How's your self worth?

How’s your self worth? Have you taken inventory lately?

I struggled this weekend, again, and it forced me to take inventory this morning.  I am continually amazed at how my weight gain or loss is directly effected by my self worth. With everything that’s been going on in our little world I have seen a slow digression in the self worth category. I’m not sure how this changed. I was so focused. For the first time in my life, I saw myself as worth it. I saw myself as someone who could do anything I set my mind to. But life was good. Things were looking up. Why is it that a circumstance can dictate what I think of myself? What’s going on around me shouldn’t change whether or not I think I’m worth this effort. What’s going on around me should make me more determined to succeed. These circumstances are not WHO I am. WHO I am is an amazing person, friend, wife, mother, daughter, aunt, sister, etc. I have been given a life that is worth living to its fullest. I am a child of God. I was created for a purpose. I have so much to live for. . . not just exist for. Are you living or existing?
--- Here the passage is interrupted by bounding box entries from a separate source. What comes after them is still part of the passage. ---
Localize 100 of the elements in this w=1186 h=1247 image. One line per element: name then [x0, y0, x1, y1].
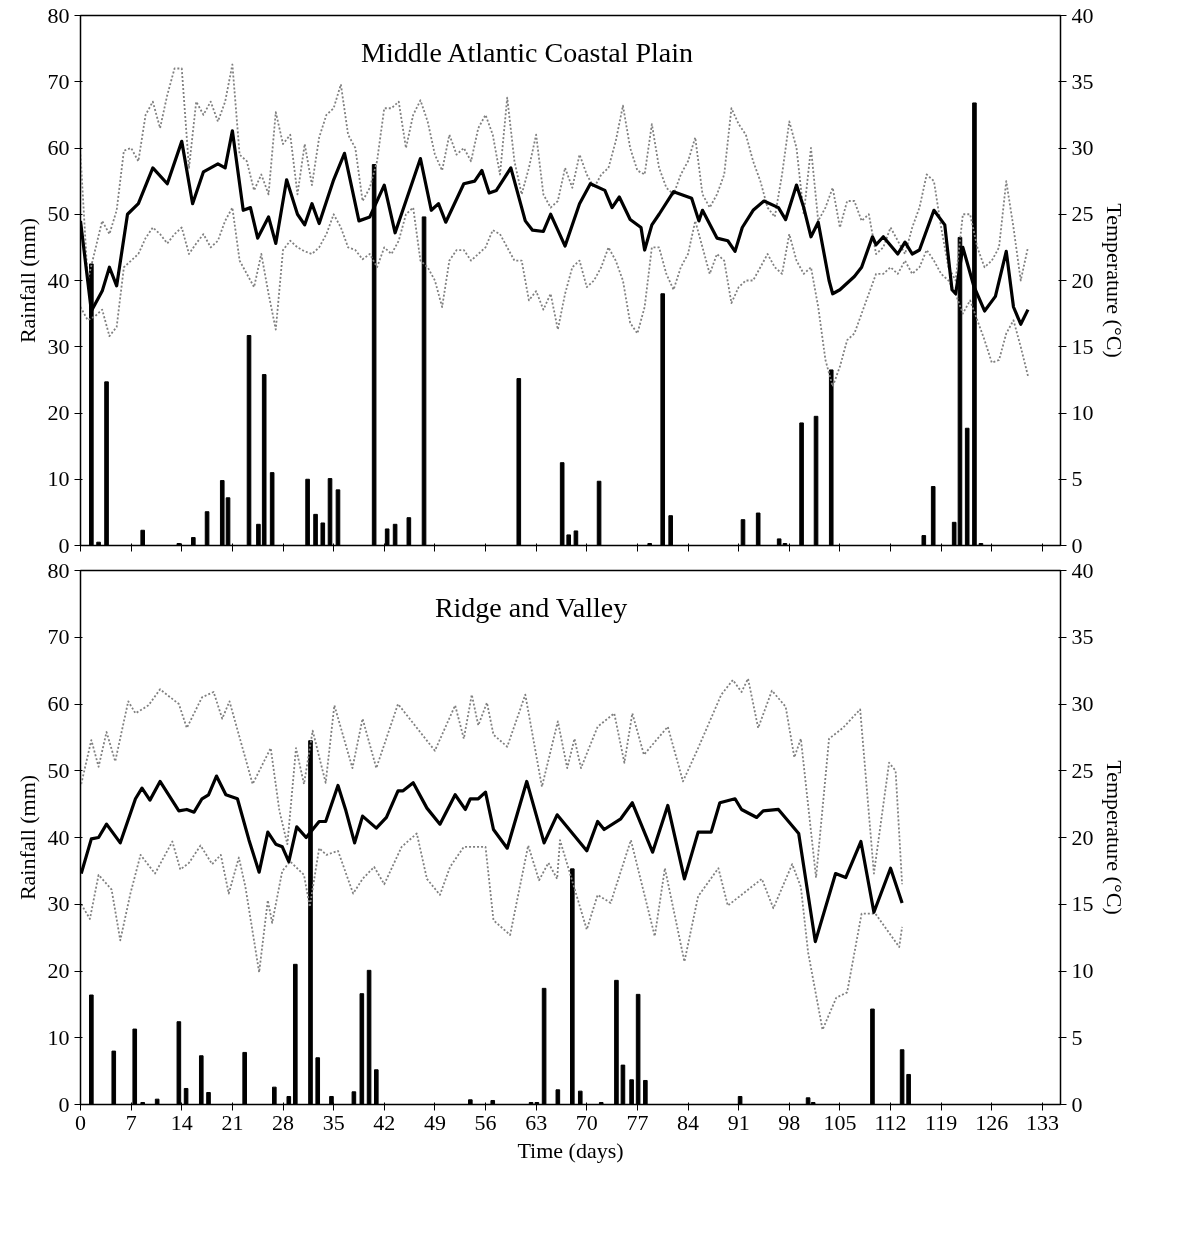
y-tick-label: 0	[58, 1091, 70, 1117]
bar	[286, 1095, 292, 1105]
bar	[104, 381, 109, 546]
x-tick-label: 126	[975, 1109, 1009, 1135]
y2-tick-label: 20	[1071, 824, 1094, 850]
y2-tick-label: 5	[1071, 1024, 1083, 1050]
bar	[541, 987, 547, 1105]
x-tick-label: 28	[272, 1109, 295, 1135]
bar	[89, 994, 94, 1105]
bar	[570, 868, 575, 1105]
bar	[660, 293, 666, 546]
y2-tick-label: 30	[1071, 135, 1094, 160]
bar	[392, 523, 398, 546]
bar	[490, 1099, 496, 1105]
bar	[555, 1089, 561, 1105]
bar	[573, 530, 579, 546]
bar	[468, 1099, 473, 1105]
x-tick-label: 77	[626, 1109, 649, 1135]
bar	[359, 993, 365, 1105]
x-axis-title: Time (days)	[517, 1137, 624, 1163]
y-axis-title: Rainfall (mm)	[14, 217, 40, 344]
bar	[191, 537, 196, 546]
y2-axis-title: Temperature (°C)	[1101, 203, 1127, 358]
bar	[930, 486, 936, 546]
bar	[351, 1091, 357, 1105]
y-tick-label: 60	[47, 135, 70, 160]
bar	[198, 1055, 204, 1105]
y2-tick-label: 10	[1071, 958, 1094, 983]
x-tick-label: 0	[75, 1109, 86, 1135]
y2-tick-label: 0	[1071, 532, 1083, 558]
bar	[320, 522, 326, 546]
bar	[366, 969, 372, 1105]
y-tick-label: 70	[47, 68, 70, 94]
x-tick-label: 98	[778, 1109, 801, 1135]
y2-tick-label: 25	[1071, 757, 1094, 783]
x-tick-label: 49	[423, 1109, 446, 1135]
x-tick-label: 91	[727, 1109, 750, 1135]
bar	[668, 515, 673, 546]
y-tick-label: 30	[47, 891, 70, 917]
y-tick-label: 50	[47, 757, 70, 783]
line-series	[80, 206, 1029, 388]
bar	[799, 422, 804, 546]
y2-tick-label: 35	[1071, 624, 1094, 650]
y2-tick-label: 40	[1071, 2, 1094, 28]
x-tick-label: 56	[474, 1109, 497, 1135]
y-tick-label: 80	[47, 2, 70, 28]
text: Ridge and Valley	[434, 592, 628, 624]
bar	[272, 1086, 277, 1105]
bar	[374, 1069, 379, 1105]
y2-tick-label: 15	[1071, 891, 1094, 917]
bar	[183, 1087, 189, 1105]
bar	[598, 1102, 604, 1105]
bar	[293, 963, 298, 1105]
bar	[111, 1050, 117, 1105]
text: Middle Atlantic Coastal Plain	[360, 37, 694, 69]
x-tick-label: 105	[823, 1109, 857, 1135]
x-tick-label: 63	[525, 1109, 548, 1135]
y-tick-label: 50	[47, 201, 70, 227]
y-tick-label: 10	[47, 466, 70, 492]
bar	[242, 1051, 247, 1105]
y2-tick-label: 30	[1071, 691, 1094, 716]
x-tick-label: 119	[925, 1109, 958, 1135]
bar	[870, 1008, 875, 1105]
y2-tick-label: 15	[1071, 333, 1094, 359]
bar	[406, 517, 412, 546]
x-tick-label: 21	[221, 1109, 244, 1135]
y-tick-label: 40	[47, 267, 70, 293]
y-tick-label: 20	[47, 958, 70, 983]
line-series	[80, 63, 1029, 282]
bar	[140, 1102, 146, 1105]
y2-tick-label: 40	[1071, 557, 1094, 583]
y2-tick-label: 5	[1071, 466, 1083, 492]
x-tick-label: 35	[322, 1109, 345, 1135]
y-tick-label: 20	[47, 400, 70, 425]
x-tick-label: 42	[373, 1109, 396, 1135]
bar	[755, 512, 761, 546]
bar	[313, 513, 318, 546]
y2-tick-label: 35	[1071, 68, 1094, 94]
bar	[269, 472, 275, 546]
bar	[643, 1079, 648, 1105]
bar	[629, 1079, 634, 1105]
y-tick-label: 80	[47, 557, 70, 583]
y-tick-label: 30	[47, 333, 70, 359]
y2-tick-label: 25	[1071, 201, 1094, 227]
bar	[154, 1098, 160, 1105]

I’m not writing this to solicit praise. I’m wondering if this is what so many people with addictions and weight problems go through. If you have a weight problem. . . do you see yourself as worth the effort to change? Do you see yourself as someone who deserves the best? Are you experiencing the best? For most of my life I have not thought of myself as worth it. I haven’t thought that I deserved much of anything. Through this weight loss journey my perspective is changing. I have moments. This past weekend was one of them. In fact this past 3 months has been very difficult in this area. I have let my circumstances decide my self worth. I need to stay aware. I need to stay present and in the moment. This way I can tell myself that I am worth the effort. I deserve the best. I deserve happiness and you know what. . . so do YOU!!!

2 comments:

Sara Jean said...

At the begining of last year i clearly heard the Lord say that it was my year to get healthy. At that moment i knew it was true! Even though i only lost 30lbs and still have another 40 to go, i don't feel the pressure anymore. I'm not who i used to be and i never will be again. I've hit a couple of hickups (injury) along the way, still nursing the knee but it doesn't change the fact that i can be healthy, i choose to eat what is better for me, of course i have chocolate and yummy's but not near the amount i used to. So i would say for me hearing from the Lord was my turn around and since i know i heard from Him i choose to believe/lean on that, even when i don't feel healthy. That's my story:) I love your blog Sandy it's very encouraging and has great ideas!!!!
Sara

Unknown said...

Thank you Sara. I love to hear other's stories. I'm so encouraged by your journey. You look amazing, but it's not just that you lost weight. There's a happiness in your eyes that wasn't there before. There's a glow. Keep it up. We deserve to feel good and to be healthy!